US Treasury yields slip as investors scrutinize Federal Reserve speeches

U.S. government debt yields were lower on Thursday as investors scrutinized speeches from a number of Federal Reserve leaders.

The yield on the benchmark 10-year Treasury note fell to 2.058 percent at 3:14 p.m. ET, while the yield on the 30-year Treasury bond was down at 2.673 percent. Bond yields move inversely to prices.

Treasurys


Cleveland Fed President Loretta Mester said that the gradual increases in the fed-funds rate will be needed to sustain the expansion and mitigate risks.

"The gradual approach to normalization allows for the kind of fluctuations we've seen in the data on the economy and inflation without having to change our strategy," she said. "We'll need to keep a watch on whether this wait- and-see attitude spreads and begins to weigh more broadly on spending and investment decisions."

In Georgia, Atlanta Fed President Raphael Bostic is set to participate in a moderated discussion on his views on the economy later on in the day; while at 5:30 p.m. EDT, New York Fed President William Dudley will be in New York, where he is set to deliver remarks at a Money Marketeers of New York University event.

In addition, Kansas City Fed President Esther George will also be expected to comment on the outlook of the U.S. economy outlook when she is at the Omaha Economic Forum in the evening.

The dollar index hit low of 91.405, its lowest level since Jan. 6, 2015, as the euro surged against the greenback.

Driving the move were comments from European Central Bank President Mario Draghi, who hinted at starting to reduce its bond-buying program as early as next month and also gave an upbeat forecast on the region's economy.

The central bank held interest rates at 0.0 percent and kept the door open for even more stimulus, saying that it stands poised to increase its asset purchase program if needed.

Investors will be paying close attention to news coming out of Washington D.C. President Donald Trump and Senate Minority Leader Chuck Schumer have agreed to seek a plan to get rid of the federal debt ceiling, The Washington Post reported Thursday. The deal was described as a "gentleman's agreement," the newspaper reported, citing "three people familiar with the decision."

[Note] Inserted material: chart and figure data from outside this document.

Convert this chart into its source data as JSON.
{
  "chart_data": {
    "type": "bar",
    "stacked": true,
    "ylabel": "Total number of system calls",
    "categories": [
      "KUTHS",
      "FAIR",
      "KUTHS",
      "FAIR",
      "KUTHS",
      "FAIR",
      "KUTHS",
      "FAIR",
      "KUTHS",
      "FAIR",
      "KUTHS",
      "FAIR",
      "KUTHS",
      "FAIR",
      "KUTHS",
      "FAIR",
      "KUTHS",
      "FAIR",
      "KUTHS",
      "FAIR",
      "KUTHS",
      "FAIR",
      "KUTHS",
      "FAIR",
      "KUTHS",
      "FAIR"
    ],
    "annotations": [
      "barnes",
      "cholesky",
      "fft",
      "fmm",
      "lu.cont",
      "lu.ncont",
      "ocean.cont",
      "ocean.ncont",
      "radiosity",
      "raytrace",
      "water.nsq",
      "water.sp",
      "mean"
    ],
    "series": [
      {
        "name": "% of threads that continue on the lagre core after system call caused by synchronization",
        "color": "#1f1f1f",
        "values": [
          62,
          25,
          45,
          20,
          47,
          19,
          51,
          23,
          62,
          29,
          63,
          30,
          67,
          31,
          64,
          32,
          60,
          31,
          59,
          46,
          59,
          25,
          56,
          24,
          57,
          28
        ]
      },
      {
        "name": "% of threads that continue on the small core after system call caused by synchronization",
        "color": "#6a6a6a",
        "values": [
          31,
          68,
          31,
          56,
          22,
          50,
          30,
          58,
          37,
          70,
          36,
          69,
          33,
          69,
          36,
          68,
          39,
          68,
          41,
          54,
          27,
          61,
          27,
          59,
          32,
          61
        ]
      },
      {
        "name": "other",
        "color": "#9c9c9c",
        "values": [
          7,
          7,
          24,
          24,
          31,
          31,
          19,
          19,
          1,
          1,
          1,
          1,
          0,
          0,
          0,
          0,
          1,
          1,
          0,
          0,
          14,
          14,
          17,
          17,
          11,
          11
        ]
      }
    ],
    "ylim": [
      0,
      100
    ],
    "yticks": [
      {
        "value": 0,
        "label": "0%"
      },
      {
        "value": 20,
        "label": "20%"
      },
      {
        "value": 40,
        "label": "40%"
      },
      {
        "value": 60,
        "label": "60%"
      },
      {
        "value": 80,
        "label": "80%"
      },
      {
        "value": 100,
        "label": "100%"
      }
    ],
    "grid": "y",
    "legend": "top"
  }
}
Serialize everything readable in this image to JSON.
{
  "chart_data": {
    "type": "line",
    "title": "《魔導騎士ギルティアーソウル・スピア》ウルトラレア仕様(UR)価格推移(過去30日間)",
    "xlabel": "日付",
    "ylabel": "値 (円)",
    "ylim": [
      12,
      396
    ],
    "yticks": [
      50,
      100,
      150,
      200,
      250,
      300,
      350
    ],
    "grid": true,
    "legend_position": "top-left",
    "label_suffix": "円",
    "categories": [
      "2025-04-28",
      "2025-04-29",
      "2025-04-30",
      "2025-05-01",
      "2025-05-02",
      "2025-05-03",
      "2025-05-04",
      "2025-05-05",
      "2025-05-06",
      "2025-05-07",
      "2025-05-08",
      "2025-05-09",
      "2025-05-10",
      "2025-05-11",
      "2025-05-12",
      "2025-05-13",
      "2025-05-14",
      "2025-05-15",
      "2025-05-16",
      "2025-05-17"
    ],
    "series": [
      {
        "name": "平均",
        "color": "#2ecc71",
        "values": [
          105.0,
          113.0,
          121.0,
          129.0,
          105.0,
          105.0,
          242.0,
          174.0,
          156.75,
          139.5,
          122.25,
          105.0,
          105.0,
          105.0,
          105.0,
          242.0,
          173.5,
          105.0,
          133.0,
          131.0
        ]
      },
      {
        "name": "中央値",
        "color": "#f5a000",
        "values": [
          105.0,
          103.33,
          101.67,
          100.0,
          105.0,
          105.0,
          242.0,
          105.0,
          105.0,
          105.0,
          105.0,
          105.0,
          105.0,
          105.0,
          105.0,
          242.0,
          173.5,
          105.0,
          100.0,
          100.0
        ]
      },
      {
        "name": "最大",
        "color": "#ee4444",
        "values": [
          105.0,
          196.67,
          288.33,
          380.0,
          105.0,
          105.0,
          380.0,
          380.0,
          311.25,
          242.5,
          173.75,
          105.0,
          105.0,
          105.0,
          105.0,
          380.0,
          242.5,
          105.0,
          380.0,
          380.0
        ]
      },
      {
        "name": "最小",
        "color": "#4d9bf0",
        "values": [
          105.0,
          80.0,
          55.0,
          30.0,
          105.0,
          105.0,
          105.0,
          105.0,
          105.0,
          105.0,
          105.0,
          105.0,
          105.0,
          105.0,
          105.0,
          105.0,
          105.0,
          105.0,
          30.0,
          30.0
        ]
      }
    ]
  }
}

The latest agreement comes after Trump signaled his approval for a Democratic plan to package hurricane relief money for Hurricane Harvey to a three-month extension of both government funding and the debt ceiling.

Initial claims for state unemployment benefits soared by 62,000 to a seasonally adjusted 298,000 for the week ended Sept. 2, the highest level since April 2015, the Labor Department said on Thursday.